2008 Revival House Movies

[in no order]

1. Rubin & Ed
Howard Hesseman & Crispin Glover buddy spirit jaunt through the Cali-jurassic desert caves of sleek desolate downtown districts and Gordon Gekko-trickle down Motivational Groups, the gags funny and strange eons beyond the veneer of a midnight straight-to-cable job. dir. Trent Harris, 1991, Walter Reade Theater.

2. Where's Poppa
The Borscht premise of a middle-age Upper West Sider living with his old crazy mother, the jokes transgressive (last scene sonny Segal mounting Momma) and mawkishly unsettling ("you the guy that raped the cop?"). An archaeologist may study it as evidence of a particular time and place on Central Park West that is continually phasing out of existence. Carl Reiner, 1970, Film Forum.

3. Kiss Me Deadly
A first and last word on pulp noir, a flyblown macho private-eye led to a small box that scorches you and when opened might have blown up the world, we are put in the experience of what sustains us as organic beings, the desperate breath, following a trail the end of which finds an ungodly power which destroys all matter, unleashed by a creepy, mannered, Count-like old man. Ralph Meeker pioneers a style and swagger not barely seen again until the 70s. Robert Aldrich, 1955, Film Forum.

4. Sword of Doom
As if S. Kubrick made a samurai movie at the far, black, cold arches of space – the hero sitting in an empty room with estranged wife, drinking sake, always staring hard in the Nakadai manner at nothing but the void, dispatching his attackers at the climax rampage as if every lunge is one of isopathic Judgment. Kihachi Okamoto, 1966, Film Forum.

5. Day of Wrath
Like Master Henry James produced a late medieval hellbent Scandanavian witch nouvelle. Carl Dreyer, 1943.

6. Mishima: A Life In Four Chapters
see Guest Screenings

7. Cluny Brown
see Guest Screenings

8. The Long Riders
New Wave Walter Hill Western micro-epic where the riders ride long in freakish slo-mo psychedelic bandit shoot-outs tho the potboiled egomaniacs characterized as stolid self-effacing fraternaholics , lets hope raids such as this movie depicts will not be enacted on Bank Of America's new One Bryant Park. Walter Hill, 1980, BAM.

9. Hatari
A spectacle of chasing rhinos and buffalo on the Tanzanian plain, exemplar of the greatest of Hollywood magic, the "Danger" (Hatari in Swahili) is pleasantly and riotously offset by the soap opera twixt the zoo-hunters, and a ripsnort opener customizes the Forty-Deuce marquee night-on-the-town audience for a nearly three-hour pastiche of Howard Hawks' filmmaking career in the guise of an imperialist African action comedy.
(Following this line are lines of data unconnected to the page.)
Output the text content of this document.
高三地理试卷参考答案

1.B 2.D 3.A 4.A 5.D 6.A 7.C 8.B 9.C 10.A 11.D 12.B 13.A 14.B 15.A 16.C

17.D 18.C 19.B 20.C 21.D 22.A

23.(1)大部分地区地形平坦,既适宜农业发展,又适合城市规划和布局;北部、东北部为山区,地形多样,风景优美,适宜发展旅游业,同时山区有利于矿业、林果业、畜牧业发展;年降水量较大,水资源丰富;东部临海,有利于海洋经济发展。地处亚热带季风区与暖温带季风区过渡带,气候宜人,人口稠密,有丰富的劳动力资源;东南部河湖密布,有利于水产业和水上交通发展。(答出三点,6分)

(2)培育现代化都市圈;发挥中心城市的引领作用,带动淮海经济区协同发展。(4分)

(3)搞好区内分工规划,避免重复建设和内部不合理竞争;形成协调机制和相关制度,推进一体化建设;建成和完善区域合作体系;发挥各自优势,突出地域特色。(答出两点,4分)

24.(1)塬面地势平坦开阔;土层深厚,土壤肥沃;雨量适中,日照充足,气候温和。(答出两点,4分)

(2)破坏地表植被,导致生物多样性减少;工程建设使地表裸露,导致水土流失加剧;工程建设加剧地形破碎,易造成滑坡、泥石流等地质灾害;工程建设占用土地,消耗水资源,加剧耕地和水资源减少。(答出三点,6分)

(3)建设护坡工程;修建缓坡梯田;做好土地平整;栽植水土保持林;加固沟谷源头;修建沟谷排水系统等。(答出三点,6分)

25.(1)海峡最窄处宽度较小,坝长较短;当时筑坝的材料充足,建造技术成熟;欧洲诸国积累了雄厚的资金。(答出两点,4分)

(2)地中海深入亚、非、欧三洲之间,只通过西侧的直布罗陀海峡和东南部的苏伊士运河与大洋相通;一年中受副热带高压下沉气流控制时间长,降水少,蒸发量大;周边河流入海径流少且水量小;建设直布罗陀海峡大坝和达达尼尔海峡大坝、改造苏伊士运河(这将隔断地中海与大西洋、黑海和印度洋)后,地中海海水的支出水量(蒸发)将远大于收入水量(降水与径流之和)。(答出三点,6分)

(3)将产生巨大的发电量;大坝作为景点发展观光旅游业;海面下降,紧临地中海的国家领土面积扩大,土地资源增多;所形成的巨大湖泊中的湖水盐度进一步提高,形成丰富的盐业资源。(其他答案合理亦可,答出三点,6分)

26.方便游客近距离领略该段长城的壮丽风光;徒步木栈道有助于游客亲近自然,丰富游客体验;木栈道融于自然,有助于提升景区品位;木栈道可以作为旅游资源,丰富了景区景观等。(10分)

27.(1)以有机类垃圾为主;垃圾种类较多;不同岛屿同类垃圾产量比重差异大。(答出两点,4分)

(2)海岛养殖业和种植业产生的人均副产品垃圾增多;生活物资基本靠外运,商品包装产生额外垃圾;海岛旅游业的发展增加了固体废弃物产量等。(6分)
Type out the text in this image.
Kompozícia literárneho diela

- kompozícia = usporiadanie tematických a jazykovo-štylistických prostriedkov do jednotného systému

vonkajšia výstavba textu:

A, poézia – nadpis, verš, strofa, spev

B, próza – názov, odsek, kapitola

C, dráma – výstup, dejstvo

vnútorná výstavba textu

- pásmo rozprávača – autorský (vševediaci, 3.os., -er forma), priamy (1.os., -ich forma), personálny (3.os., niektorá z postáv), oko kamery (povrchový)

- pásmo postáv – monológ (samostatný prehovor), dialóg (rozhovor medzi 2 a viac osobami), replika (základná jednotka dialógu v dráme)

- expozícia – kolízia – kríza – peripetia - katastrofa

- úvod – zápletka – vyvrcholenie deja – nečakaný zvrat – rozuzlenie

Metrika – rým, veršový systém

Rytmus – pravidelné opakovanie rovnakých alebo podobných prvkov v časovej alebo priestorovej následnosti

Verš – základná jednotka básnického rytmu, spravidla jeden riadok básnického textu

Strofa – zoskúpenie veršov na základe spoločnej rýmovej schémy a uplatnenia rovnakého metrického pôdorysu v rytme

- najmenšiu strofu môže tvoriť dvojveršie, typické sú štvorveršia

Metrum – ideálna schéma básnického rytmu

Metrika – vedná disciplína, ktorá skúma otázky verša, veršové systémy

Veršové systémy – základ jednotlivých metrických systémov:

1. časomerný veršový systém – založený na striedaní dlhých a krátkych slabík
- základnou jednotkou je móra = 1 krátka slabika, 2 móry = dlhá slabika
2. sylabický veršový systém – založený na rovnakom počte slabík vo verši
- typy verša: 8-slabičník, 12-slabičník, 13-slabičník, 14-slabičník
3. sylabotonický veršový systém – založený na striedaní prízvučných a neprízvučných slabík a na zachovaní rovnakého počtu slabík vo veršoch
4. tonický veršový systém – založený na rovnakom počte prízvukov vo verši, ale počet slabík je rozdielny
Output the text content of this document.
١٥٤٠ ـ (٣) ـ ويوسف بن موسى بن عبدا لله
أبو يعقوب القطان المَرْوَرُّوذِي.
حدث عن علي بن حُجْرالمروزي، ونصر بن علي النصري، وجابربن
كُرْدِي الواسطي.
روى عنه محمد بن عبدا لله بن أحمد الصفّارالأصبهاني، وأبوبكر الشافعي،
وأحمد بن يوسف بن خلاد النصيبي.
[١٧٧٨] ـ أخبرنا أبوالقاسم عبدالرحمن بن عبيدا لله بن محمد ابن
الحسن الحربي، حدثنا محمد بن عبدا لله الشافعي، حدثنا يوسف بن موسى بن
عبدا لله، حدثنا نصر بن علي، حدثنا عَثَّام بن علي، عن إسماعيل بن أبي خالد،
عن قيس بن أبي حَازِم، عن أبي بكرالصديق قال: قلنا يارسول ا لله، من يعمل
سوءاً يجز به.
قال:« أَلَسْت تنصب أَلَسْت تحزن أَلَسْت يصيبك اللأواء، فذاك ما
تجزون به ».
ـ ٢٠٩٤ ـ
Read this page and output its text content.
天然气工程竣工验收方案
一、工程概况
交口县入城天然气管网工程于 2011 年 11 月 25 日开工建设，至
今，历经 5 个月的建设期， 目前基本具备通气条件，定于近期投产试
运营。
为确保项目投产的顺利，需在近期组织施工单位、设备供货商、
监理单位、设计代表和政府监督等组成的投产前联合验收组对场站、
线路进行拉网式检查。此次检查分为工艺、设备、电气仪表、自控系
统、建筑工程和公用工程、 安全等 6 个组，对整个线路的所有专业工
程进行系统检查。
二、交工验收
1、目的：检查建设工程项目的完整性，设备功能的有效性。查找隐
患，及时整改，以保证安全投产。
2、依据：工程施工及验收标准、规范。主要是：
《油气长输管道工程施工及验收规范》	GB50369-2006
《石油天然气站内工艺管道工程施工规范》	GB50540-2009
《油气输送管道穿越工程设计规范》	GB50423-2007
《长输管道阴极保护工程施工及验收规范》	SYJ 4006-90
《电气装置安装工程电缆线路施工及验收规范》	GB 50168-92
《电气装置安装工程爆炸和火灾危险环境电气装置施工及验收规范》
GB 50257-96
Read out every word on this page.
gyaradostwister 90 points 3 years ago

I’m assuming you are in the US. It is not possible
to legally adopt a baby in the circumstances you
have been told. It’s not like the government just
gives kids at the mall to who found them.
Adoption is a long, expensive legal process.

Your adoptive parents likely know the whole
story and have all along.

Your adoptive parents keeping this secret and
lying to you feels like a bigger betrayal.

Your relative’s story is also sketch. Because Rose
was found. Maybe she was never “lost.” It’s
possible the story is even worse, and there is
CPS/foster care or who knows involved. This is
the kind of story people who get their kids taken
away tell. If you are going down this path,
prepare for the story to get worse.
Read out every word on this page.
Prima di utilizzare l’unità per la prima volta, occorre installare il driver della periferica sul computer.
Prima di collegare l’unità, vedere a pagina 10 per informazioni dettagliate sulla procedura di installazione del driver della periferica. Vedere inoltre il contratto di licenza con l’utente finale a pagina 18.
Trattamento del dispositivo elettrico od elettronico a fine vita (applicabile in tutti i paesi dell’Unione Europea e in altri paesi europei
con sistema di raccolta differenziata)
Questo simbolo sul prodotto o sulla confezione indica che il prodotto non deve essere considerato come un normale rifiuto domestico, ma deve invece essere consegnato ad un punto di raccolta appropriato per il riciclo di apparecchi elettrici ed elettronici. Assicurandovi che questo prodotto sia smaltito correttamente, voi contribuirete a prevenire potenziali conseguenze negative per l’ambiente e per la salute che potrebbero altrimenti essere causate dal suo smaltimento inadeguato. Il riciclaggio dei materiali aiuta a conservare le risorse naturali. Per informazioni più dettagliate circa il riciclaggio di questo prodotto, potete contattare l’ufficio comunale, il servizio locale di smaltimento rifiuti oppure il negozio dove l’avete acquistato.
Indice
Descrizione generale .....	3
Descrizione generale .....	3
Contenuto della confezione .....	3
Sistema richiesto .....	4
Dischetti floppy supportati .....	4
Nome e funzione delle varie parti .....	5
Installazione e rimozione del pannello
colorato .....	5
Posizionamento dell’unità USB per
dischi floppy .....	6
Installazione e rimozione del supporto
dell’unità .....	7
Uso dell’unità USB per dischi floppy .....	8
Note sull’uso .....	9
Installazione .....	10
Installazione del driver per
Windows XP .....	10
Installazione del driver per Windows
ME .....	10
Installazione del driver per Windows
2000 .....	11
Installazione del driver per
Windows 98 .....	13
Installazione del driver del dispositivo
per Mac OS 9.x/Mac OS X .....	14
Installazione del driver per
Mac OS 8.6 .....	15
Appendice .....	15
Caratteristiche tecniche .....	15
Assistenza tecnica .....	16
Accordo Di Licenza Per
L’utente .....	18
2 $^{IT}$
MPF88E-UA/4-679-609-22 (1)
The team are gathering animals for the San Diego zoo on the other side of the world. Perhaps this is the only job left appropriate for John Wayne's stereotype spotlight frontiersman? Your author wishes to have seen it at the Victory Theater with a cutie bobbysocker and went for coffee and sandwiches at the Automat afterwards... Howard Hawks, 1962, Anthology Film Archives.

10. Chafed Elbows
Somewhere between French 1920s surrealism, sixties NYC para-dadaism and Milton Berle - Catskillsesque gags for Warholesque premises, like the man with a gangster's drawl who approaches our hero, signs with white paint his initials on our hero's lapel ("A.W." of course) and calls this work "Man on Street" and gives our hero a litany of instructions to which he must violately adhere now that he has been rendered a work in the art world. And the "artist" looks like a shoddy tourist and talks like a Gambino. References to "Jesus Mekas." A true absurd picaresque journey, where cop-killing and incest jokes are made as lightly as the jabs at the art world and Hollywood. Soundtrack of drooly ur-jazz by Hair composer. Robert Downey, Sr., 1966, Anthology Film Archives.